A distinction is sometimes made between short pocosins, which have shorter trees (less than 20 ft), deeper peat, and fewer soil nutrients, and tall pocosins, which have taller trees (greater than 20 ft), shallow peat, and more nutrient-rich soil. Where soil saturation is less frequent and peat depths shallower, pocosins transition into pine flatwoods. A loose definition of "pocosin" can include all shrub and forest bogs, as well as stands of Atlantic white cedar (Chamaecyparis thyoides) and loblolly pine on the Atlantic coastal plain.

Pocosins are formed by the accumulation of organic matter, resembling black muck, that is built up over thousands of years. This accumulation of material causes the area to be highly acidic and nutrient-deficient. The thickness of the organic buildup varies depending on one's location within the pocosin. Near the edges the buildup can be several inches thick but toward the center it can be up to several feet thick. Vegetation on the pocosin varies throughout.
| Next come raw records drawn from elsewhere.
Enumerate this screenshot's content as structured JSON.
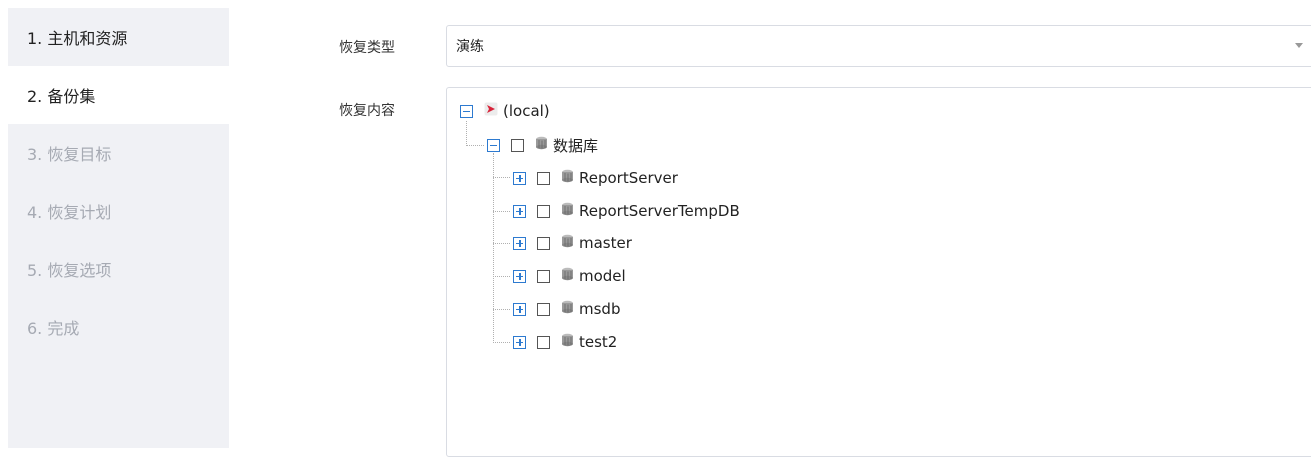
{
  "steps": [
    {
      "label": "1. 主机和资源"
    },
    {
      "label": "2. 备份集"
    },
    {
      "label": "3. 恢复目标"
    },
    {
      "label": "4. 恢复计划"
    },
    {
      "label": "5. 恢复选项"
    },
    {
      "label": "6. 完成"
    }
  ],
  "form": {
    "restore_type_label": "恢复类型",
    "restore_type_value": "演练",
    "restore_content_label": "恢复内容"
  },
  "tree": {
    "root": {
      "label": "(local)",
      "icon": "server-icon",
      "expanded": true
    },
    "databases": {
      "label": "数据库",
      "icon": "database-icon",
      "expanded": true,
      "checked": false
    },
    "items": [
      {
        "label": "ReportServer",
        "expanded": false,
        "checked": false
      },
      {
        "label": "ReportServerTempDB",
        "expanded": false,
        "checked": false
      },
      {
        "label": "master",
        "expanded": false,
        "checked": false
      },
      {
        "label": "model",
        "expanded": false,
        "checked": false
      },
      {
        "label": "msdb",
        "expanded": false,
        "checked": false
      },
      {
        "label": "test2",
        "expanded": false,
        "checked": false
      }
    ]
  },
  "colors": {
    "accent": "#2d7ad0",
    "sidebar_bg": "#f0f1f5",
    "disabled_text": "#a6aab3"
  }
}
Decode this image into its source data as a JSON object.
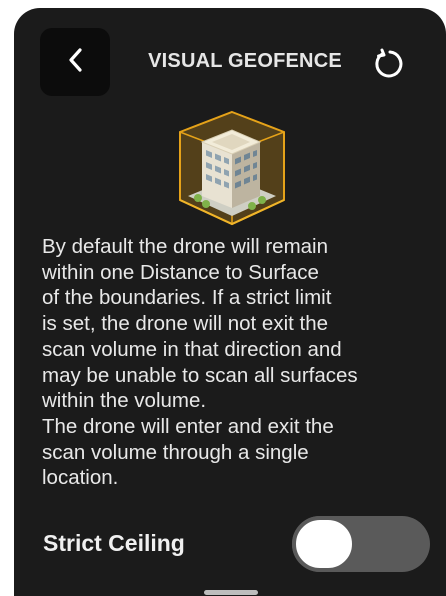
{
  "header": {
    "title": "VISUAL GEOFENCE",
    "back_icon": "chevron-left-icon",
    "reset_icon": "refresh-icon"
  },
  "illustration": {
    "icon": "building-geofence-icon",
    "accent_color": "#e5a219"
  },
  "description": {
    "paragraph_1": "By default the drone will remain\nwithin one Distance to Surface\nof the boundaries. If a strict limit\nis set, the drone will not exit the\nscan volume in that direction and\nmay be unable to scan all surfaces\nwithin the volume.",
    "paragraph_2": "The drone will enter and exit the\nscan volume through a single\nlocation."
  },
  "strict_ceiling": {
    "label": "Strict Ceiling",
    "enabled": false
  }
}
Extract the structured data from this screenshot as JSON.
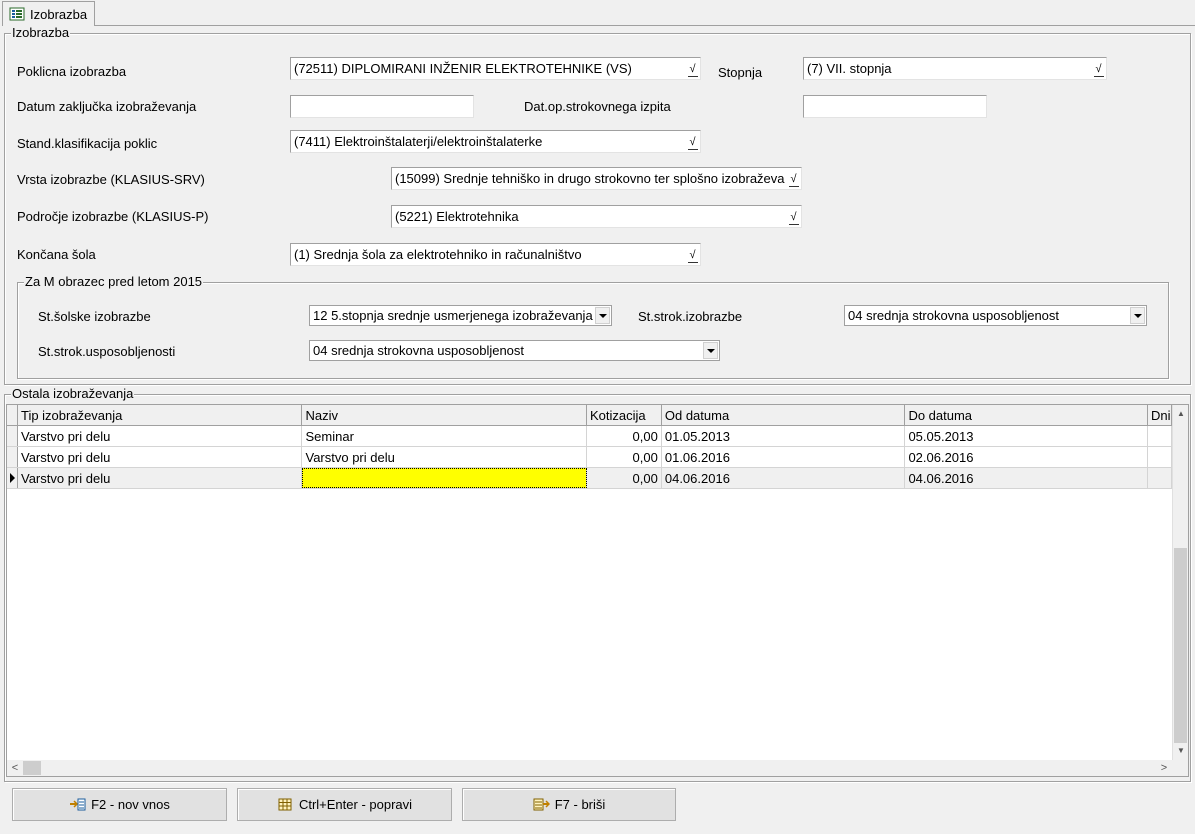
{
  "tab": {
    "label": "Izobrazba",
    "icon": "form-icon"
  },
  "section_izobrazba": {
    "title": "Izobrazba",
    "poklicna_label": "Poklicna izobrazba",
    "poklicna_value": "(72511) DIPLOMIRANI INŽENIR ELEKTROTEHNIKE (VS)",
    "stopnja_label": "Stopnja",
    "stopnja_value": "(7) VII. stopnja",
    "datum_label": "Datum zaključka izobraževanja",
    "datum_value": "",
    "datop_label": "Dat.op.strokovnega izpita",
    "datop_value": "",
    "skp_label": "Stand.klasifikacija poklic",
    "skp_value": "(7411) Elektroinštalaterji/elektroinštalaterke",
    "srv_label": "Vrsta izobrazbe (KLASIUS-SRV)",
    "srv_value": "(15099) Srednje tehniško in drugo strokovno ter splošno izobraževa",
    "p_label": "Področje izobrazbe (KLASIUS-P)",
    "p_value": "(5221) Elektrotehnika",
    "sola_label": "Končana šola",
    "sola_value": "(1) Srednja šola za elektrotehniko in računalništvo",
    "lookup_glyph": "√"
  },
  "section_m": {
    "title": "Za M obrazec pred letom 2015",
    "solske_label": "St.šolske izobrazbe",
    "solske_value": "12 5.stopnja srednje usmerjenega izobraževanja",
    "strok_label": "St.strok.izobrazbe",
    "strok_value": "04 srednja strokovna usposobljenost",
    "usp_label": "St.strok.usposobljenosti",
    "usp_value": "04 srednja strokovna usposobljenost"
  },
  "section_ostala": {
    "title": "Ostala izobraževanja",
    "columns": [
      "Tip izobraževanja",
      "Naziv",
      "Kotizacija",
      "Od datuma",
      "Do datuma",
      "Dni"
    ],
    "rows": [
      {
        "tip": "Varstvo pri delu",
        "naziv": "Seminar",
        "kotizacija": "0,00",
        "od": "01.05.2013",
        "do": "05.05.2013"
      },
      {
        "tip": "Varstvo pri delu",
        "naziv": "Varstvo pri delu",
        "kotizacija": "0,00",
        "od": "01.06.2016",
        "do": "02.06.2016"
      },
      {
        "tip": "Varstvo pri delu",
        "naziv": "",
        "kotizacija": "0,00",
        "od": "04.06.2016",
        "do": "04.06.2016"
      }
    ]
  },
  "scroll": {
    "up": "▲",
    "down": "▼",
    "left": "<",
    "right": ">"
  },
  "buttons": {
    "new": "F2 - nov vnos",
    "edit": "Ctrl+Enter - popravi",
    "delete": "F7 - briši"
  }
}
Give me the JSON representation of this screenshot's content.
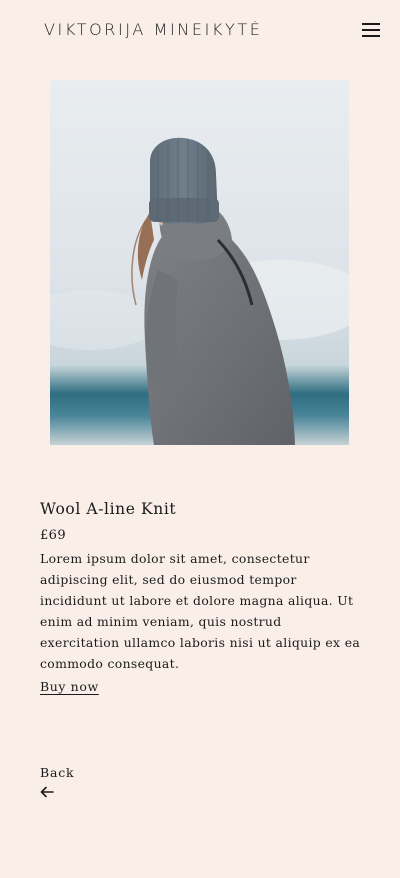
{
  "header": {
    "brand": "VIKTORIJA MINEIKYTĖ",
    "menu_icon": "hamburger-menu-icon"
  },
  "product": {
    "image_alt": "Woman wearing grey wool knit sweater and beanie",
    "title": "Wool A-line Knit",
    "price": "£69",
    "description": "Lorem ipsum dolor sit amet, consectetur adipiscing elit, sed do eiusmod tempor incididunt ut labore et dolore magna aliqua. Ut enim ad minim veniam, quis nostrud exercitation ullamco laboris nisi ut aliquip ex ea commodo consequat.",
    "buy_label": "Buy now"
  },
  "nav": {
    "back_label": "Back",
    "back_icon": "arrow-left-icon"
  },
  "colors": {
    "background": "#f9efe8",
    "text": "#1a1a1a"
  }
}
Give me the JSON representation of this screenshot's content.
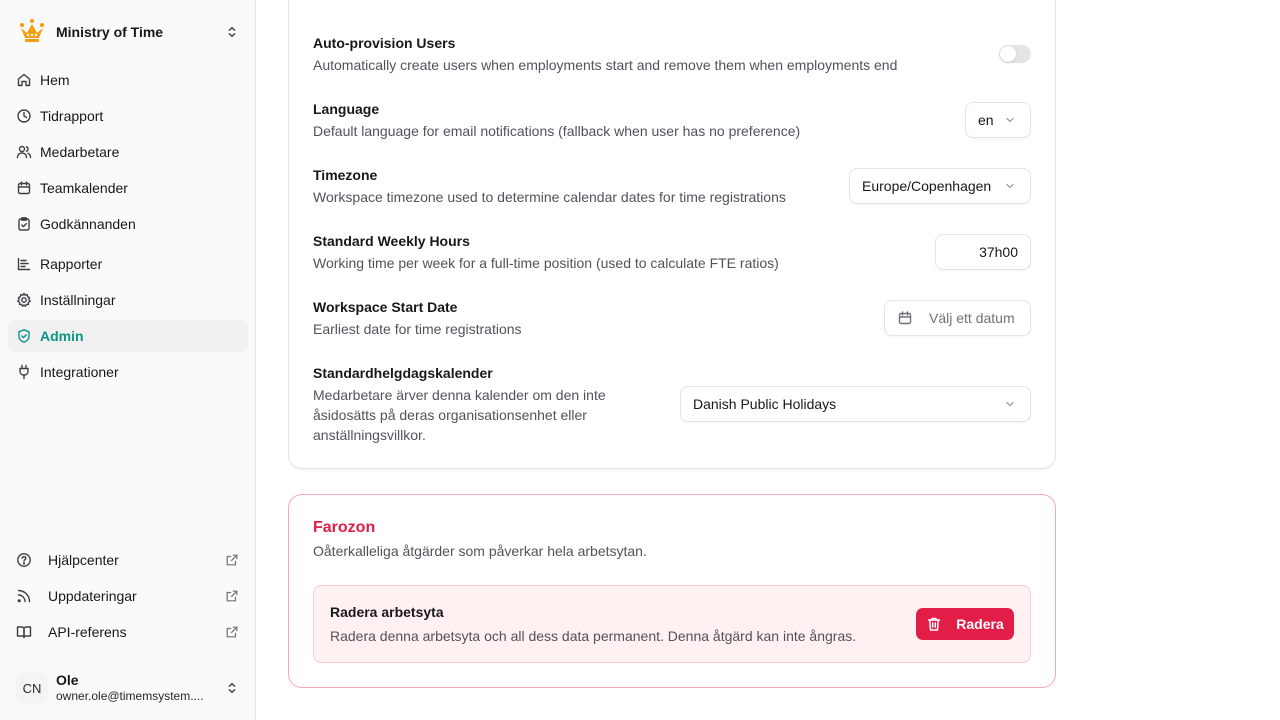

At the edges more pond pine is found with an abundance of titi, zenobia (a shrub unique to pocosins), and greenbrier vines. Closer to the center, thin stunted trees are typically found and fewer shrubs and vines are present.

Pocosins are important to migratory birds due to the abundance of various types of berries.

Pocosin ecosystems are fire-adapted (pyrophytic). Pond pines exhibit serotiny, such that wildfire can create a pond pine seedbed in the soil. Wildfires in pocosins tend to be intense, sometimes burning deep into the peat, resulting in small lakes and ponds.

Wildfires occurring about once a decade tend to cause pond pines to dominate over other trees, and cane (Arundinaria) rather than shrubs to dominate the understory. More frequent fires result in a pyrophytic shrub understory. Annual fires prevent shrub growth and thin the pond pine forest cover, creating a flooded savanna with grass, sedge, and herb groundcover.

== Etymology ==
The word pocosin has Eastern Algonquian roots. Sources have long attested that the term translates into English as "swamp-on-a-hill," but evidence for this precise translation is lacking. The city of Poquoson, Virginia, located in the coastal plain of Virginia (see Tidewater region of Virginia) derives its name from this geographic feature.